Just over the border of far east London there is a church that’s been encroached upon by time and industry.
St Clement’s, West Thurrock, once stood on a strip of gravel on the banks of the Thames. It was part of the pilgrim’s route to Canterbury and Rome, a stop off before crossing the river. It is named for the patron saint of mariners and would likely have been used by local fisherman to pray for a good catch and a safe return.
The Grade I listed church (the highest designation of protection for historic buildings) was built in the early 12th Century. It probably began life as a low, thatched building, before a round nave was added, modelled on the Holy Sepulchre at Jerusalem. There are only around 16 churches in Britain known to have had a round nave – a feature which is linked with the Knights Templars and Knights Hospitallers. (And indeed, historians have found evidence of the orders’ activity in the surrounding areas at this time.)
Across the centuries, the church has been widened (13th Century), its unique nave replaced with a large tower (15th Century), and external supporting buttresses added (18th Century). The marshes and land that used to surround it have been almost entirely built over.
By the 19th Century, observers were commenting on its isolation and increasing dilapidation. A report from 1866 described it as having ‘not a dwelling place near it, save the habitations of the dead’, and in 1871 it was said to be in a ‘state of ruin’. However, services continued, one and off, until the 1970s, when it was finally deconsecrated in 1977.
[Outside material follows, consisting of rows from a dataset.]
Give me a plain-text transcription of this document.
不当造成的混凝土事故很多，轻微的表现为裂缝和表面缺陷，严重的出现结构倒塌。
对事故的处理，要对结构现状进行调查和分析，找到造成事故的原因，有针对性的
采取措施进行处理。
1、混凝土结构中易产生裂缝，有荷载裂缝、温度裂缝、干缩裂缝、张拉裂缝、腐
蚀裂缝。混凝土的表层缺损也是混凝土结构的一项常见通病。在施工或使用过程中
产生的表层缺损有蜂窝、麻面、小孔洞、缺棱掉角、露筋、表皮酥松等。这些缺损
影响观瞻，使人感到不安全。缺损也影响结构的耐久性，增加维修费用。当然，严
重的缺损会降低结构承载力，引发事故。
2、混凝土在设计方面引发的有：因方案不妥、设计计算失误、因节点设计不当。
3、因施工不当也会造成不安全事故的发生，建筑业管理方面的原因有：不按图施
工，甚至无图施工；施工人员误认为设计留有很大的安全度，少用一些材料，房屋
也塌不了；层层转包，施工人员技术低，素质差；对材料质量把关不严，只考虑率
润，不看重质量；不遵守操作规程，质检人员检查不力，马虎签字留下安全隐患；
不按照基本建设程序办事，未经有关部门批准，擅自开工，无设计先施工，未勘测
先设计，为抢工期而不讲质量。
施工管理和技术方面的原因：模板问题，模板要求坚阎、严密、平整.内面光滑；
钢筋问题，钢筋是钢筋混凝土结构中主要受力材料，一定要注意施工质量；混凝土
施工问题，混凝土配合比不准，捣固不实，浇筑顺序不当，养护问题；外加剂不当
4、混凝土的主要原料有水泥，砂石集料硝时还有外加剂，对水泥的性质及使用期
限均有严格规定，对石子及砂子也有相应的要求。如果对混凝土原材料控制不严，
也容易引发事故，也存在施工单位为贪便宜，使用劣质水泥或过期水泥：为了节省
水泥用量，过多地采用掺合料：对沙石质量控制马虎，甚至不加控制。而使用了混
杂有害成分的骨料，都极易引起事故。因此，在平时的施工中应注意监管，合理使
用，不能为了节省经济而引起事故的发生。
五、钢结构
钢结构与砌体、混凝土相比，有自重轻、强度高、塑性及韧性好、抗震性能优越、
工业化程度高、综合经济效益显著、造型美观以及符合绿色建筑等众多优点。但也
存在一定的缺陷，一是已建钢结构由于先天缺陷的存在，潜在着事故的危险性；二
In 1940, a soap factory had begun operating next to St Clement’s. In his book on the history of the church, local historian Christopher Harold notes jokes about ‘cleanliness being next to godliness’. But in all seriousness, the factory became the church’s saviour. On the 50th anniversary of the factory’s opening, owners Proctor & Gamble took on responsibility for St Clement’s – restoring it and returning it to ecclesiastical and community use in 1990.
Regular services no longer take place, but it is open to the public one weekend a month from mid-spring to early-autumn, and available for hire. (You may recognise it from the funeral scene in ‘Four Weddings and a Funeral’.)
Today, an enlarged riverbank and sea wall protect St Clement’s from the Thames, and it stands, lonely, on a small patch of land – as Harold describes – ‘an oasis of the past in a modern industrial setting’.